Posted at 6:59 PM, Apr 18, 2019
and last updated 2019-04-18 21:18:48-04

COLORADO SPRINGS – Thousands of students in the Denver area returned to class Thursday after school was canceled the day before as a precaution while authorities searched for a woman believed to have made serious threats to carry out a mass shooting.

The FBI believes 18-year-old Sol Pais of Surfside, Florida was infatuated with the 1999 Columbine High School shooting. She flew to Denver this week and legally purchased a pump action shotgun. Investigators found her body near Mount Evans on Wednesday morning with what appears to be a self-inflicted gunshot wound.

Sol Pais
Sol Pais

Saturday will mark the 20th anniversary of the Columbine attack and school safety professionals believe systematic changes implemented in the years since that tragedy help investigators to know about Pais’ intentions ahead of time and try to stop her.

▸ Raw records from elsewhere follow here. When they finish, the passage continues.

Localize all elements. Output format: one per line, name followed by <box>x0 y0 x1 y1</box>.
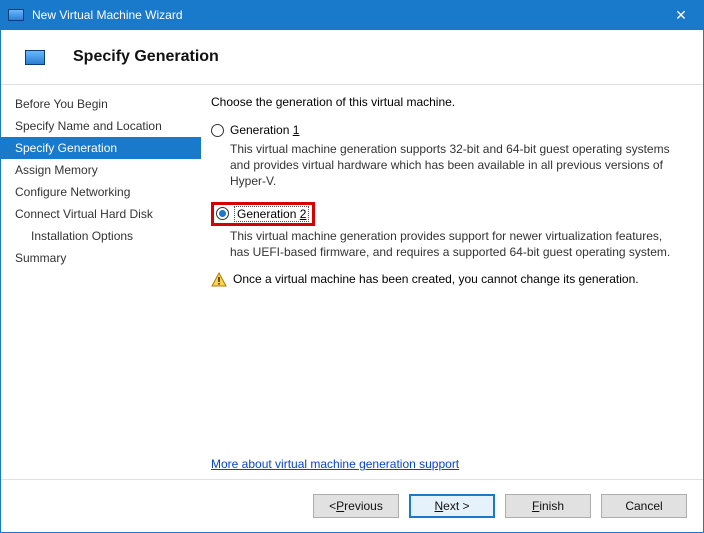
generation-1-option[interactable]: Generation 1 <box>211 123 683 137</box>
step-summary[interactable]: Summary <box>1 247 201 269</box>
generation-2-option[interactable]: Generation 2 <box>211 202 315 226</box>
header-area: Specify Generation <box>1 30 703 84</box>
finish-button[interactable]: Finish <box>505 494 591 518</box>
wizard-steps-sidebar: Before You Begin Specify Name and Locati… <box>1 85 201 479</box>
step-configure-networking[interactable]: Configure Networking <box>1 181 201 203</box>
more-about-link[interactable]: More about virtual machine generation su… <box>211 457 459 471</box>
main-area: Before You Begin Specify Name and Locati… <box>1 84 703 479</box>
page-title: Specify Generation <box>73 48 219 66</box>
page-icon <box>25 50 45 65</box>
generation-1-label[interactable]: Generation 1 <box>230 123 299 137</box>
close-button[interactable]: ✕ <box>658 0 704 30</box>
radio-checked-icon[interactable] <box>216 207 229 220</box>
step-specify-name-location[interactable]: Specify Name and Location <box>1 115 201 137</box>
warning-row: Once a virtual machine has been created,… <box>211 272 683 291</box>
radio-unchecked-icon[interactable] <box>211 124 224 137</box>
step-connect-vhd[interactable]: Connect Virtual Hard Disk <box>1 203 201 225</box>
content-pane: Choose the generation of this virtual ma… <box>201 85 703 479</box>
window-body: Specify Generation Before You Begin Spec… <box>0 30 704 533</box>
wizard-icon <box>8 9 24 21</box>
step-assign-memory[interactable]: Assign Memory <box>1 159 201 181</box>
instruction-text: Choose the generation of this virtual ma… <box>211 95 683 109</box>
generation-1-description: This virtual machine generation supports… <box>230 141 683 190</box>
step-before-you-begin[interactable]: Before You Begin <box>1 93 201 115</box>
title-bar: New Virtual Machine Wizard ✕ <box>0 0 704 30</box>
cancel-button[interactable]: Cancel <box>601 494 687 518</box>
button-bar: < Previous Next > Finish Cancel <box>1 479 703 532</box>
warning-text: Once a virtual machine has been created,… <box>233 272 639 286</box>
previous-button[interactable]: < Previous <box>313 494 399 518</box>
generation-2-label[interactable]: Generation 2 <box>235 207 308 221</box>
step-specify-generation[interactable]: Specify Generation <box>1 137 201 159</box>
warning-icon <box>211 272 227 291</box>
generation-2-description: This virtual machine generation provides… <box>230 228 683 260</box>
next-button[interactable]: Next > <box>409 494 495 518</box>
window-title: New Virtual Machine Wizard <box>32 8 183 22</box>
step-installation-options[interactable]: Installation Options <box>1 225 201 247</box>
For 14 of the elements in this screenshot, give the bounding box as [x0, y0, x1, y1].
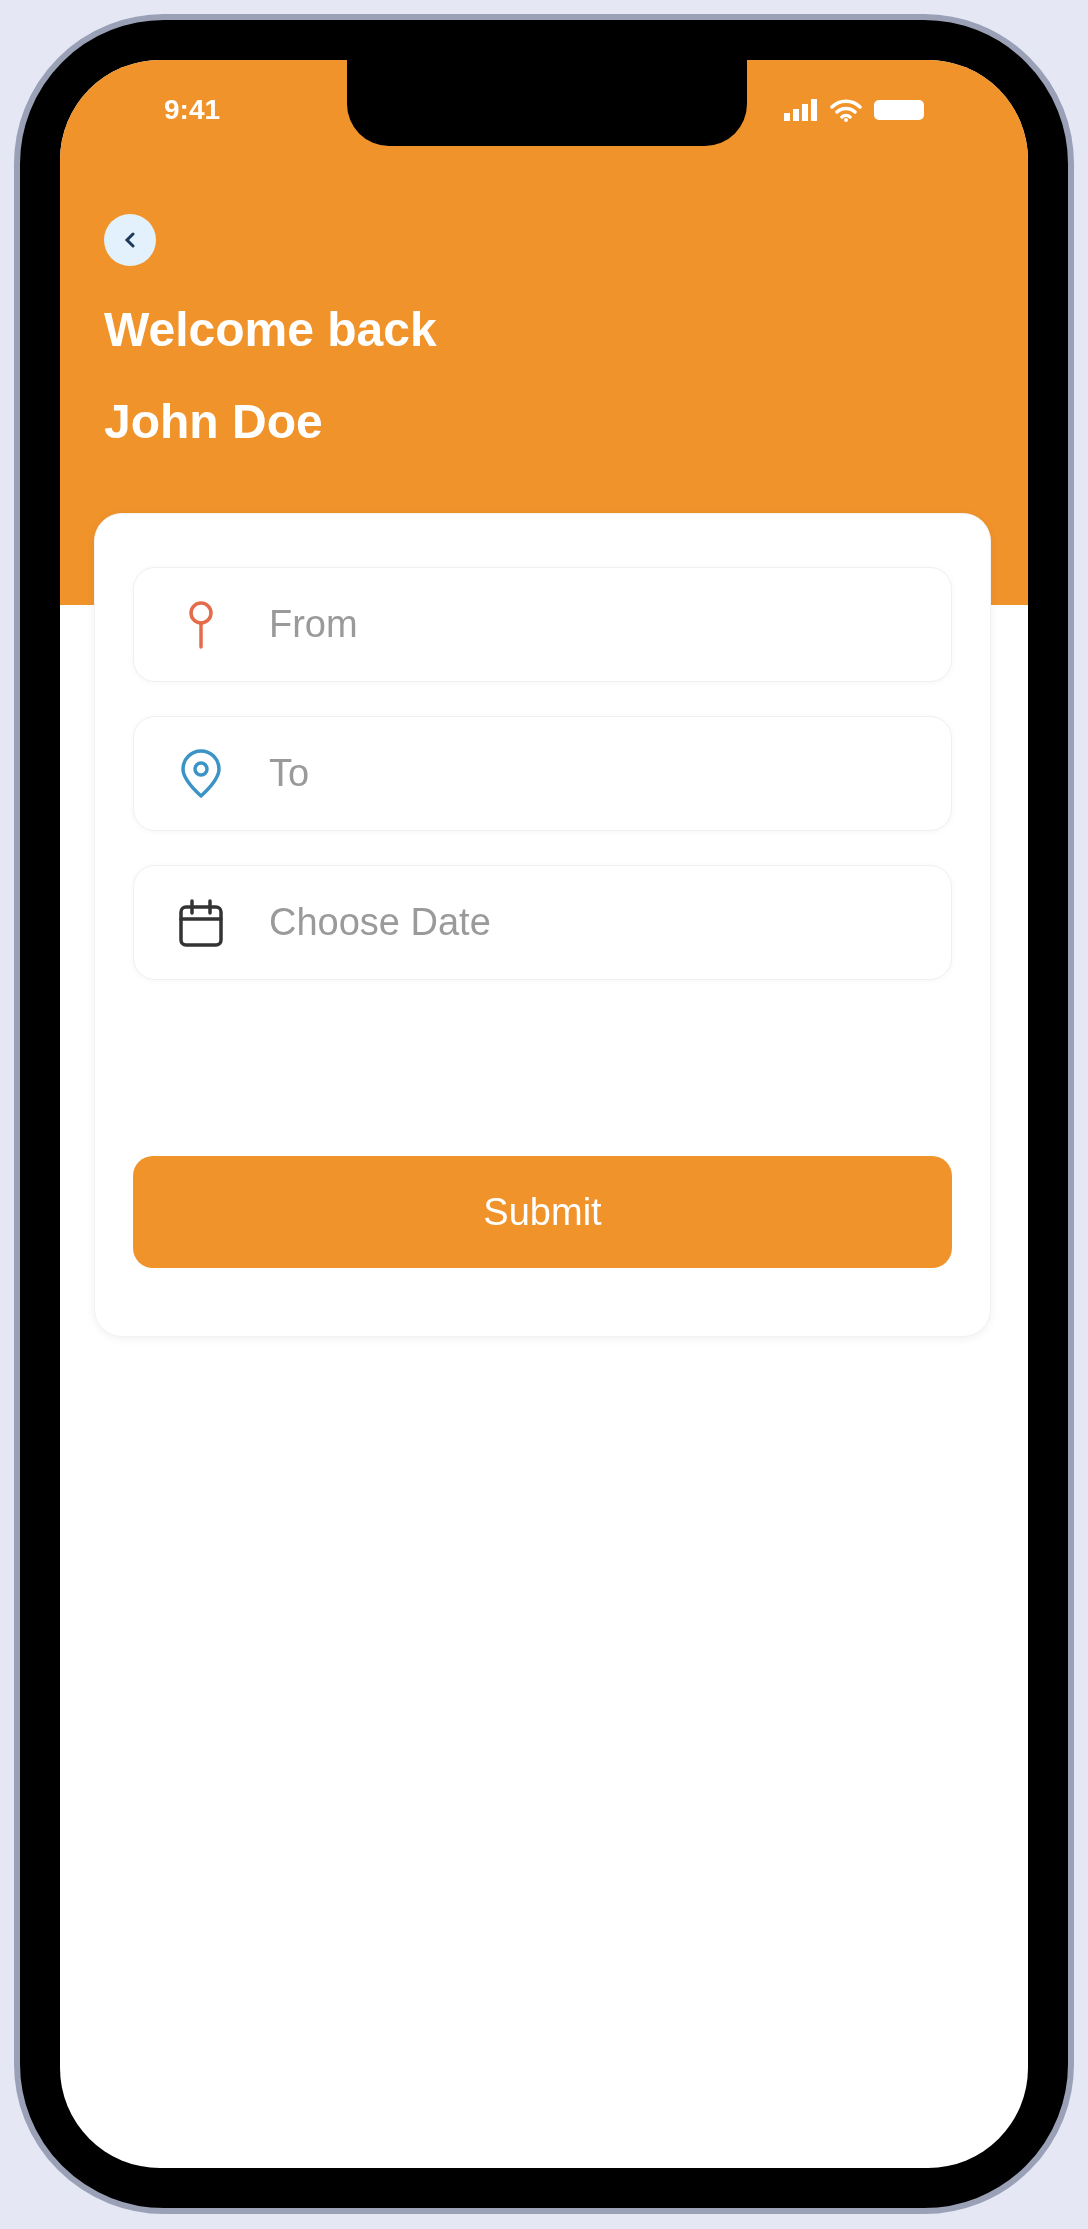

“When you have somebody who has made the effort to buy a plane ticket and come all the way to Colorado and purchase a weapon, that you have a serious threat and people responded accordingly,” said Christine Harms, Director of the Colorado School Safety Resource Center.

Her agency compiled 26-page list noting all of the significant studies, commissions, and changes in state law and policy to occur since Columbine. Yet the most visible transformation at local schools has come about more recently.

In 2015, state lawmakers passed the Claire Davis School Safety Act, named after the Arapahoe High School teenager murdered at school in 2013. The law holds schools legally liable in the event of a mass shooting if administrators fail to exercise reasonable care to protect staff and students from foreseeable acts of violence.

There has been a spending spree on school security since then which was boosted by at least $60 million in state grants last year.

“Everything from locks on classroom doors to cyclone fencing around playgrounds as well as very sophisticated access control systems,” Harms said.

She explained that Colorado schools all have developed emergency operations plans to train staff and local law enforcement on how to respond in the event of a mass shooting. Mock drills are a common occurrence.

While the investments in security help, Harms believes the issue of treating students for students with mental health issues remains largely addressed. Lawmakers gave $400,000 in grants to school last year for suicide prevention programs.

Suicide remains the top concern for students contacting the Safe 2 Tell tip line and Harms points out the 98 students took their own lives last year represented a 27 percent increase over the previous school year.

“If we had lost 98 students in an active shooter situation last year, we would be making sure we had the resources to address that problem.”

State Representative Donald Daldez, (D) La Jara, is cosponsoring a bill to boost grant funding for school psychologists by $3 million. That bill is on currently hold in the State House waiting for appropriations.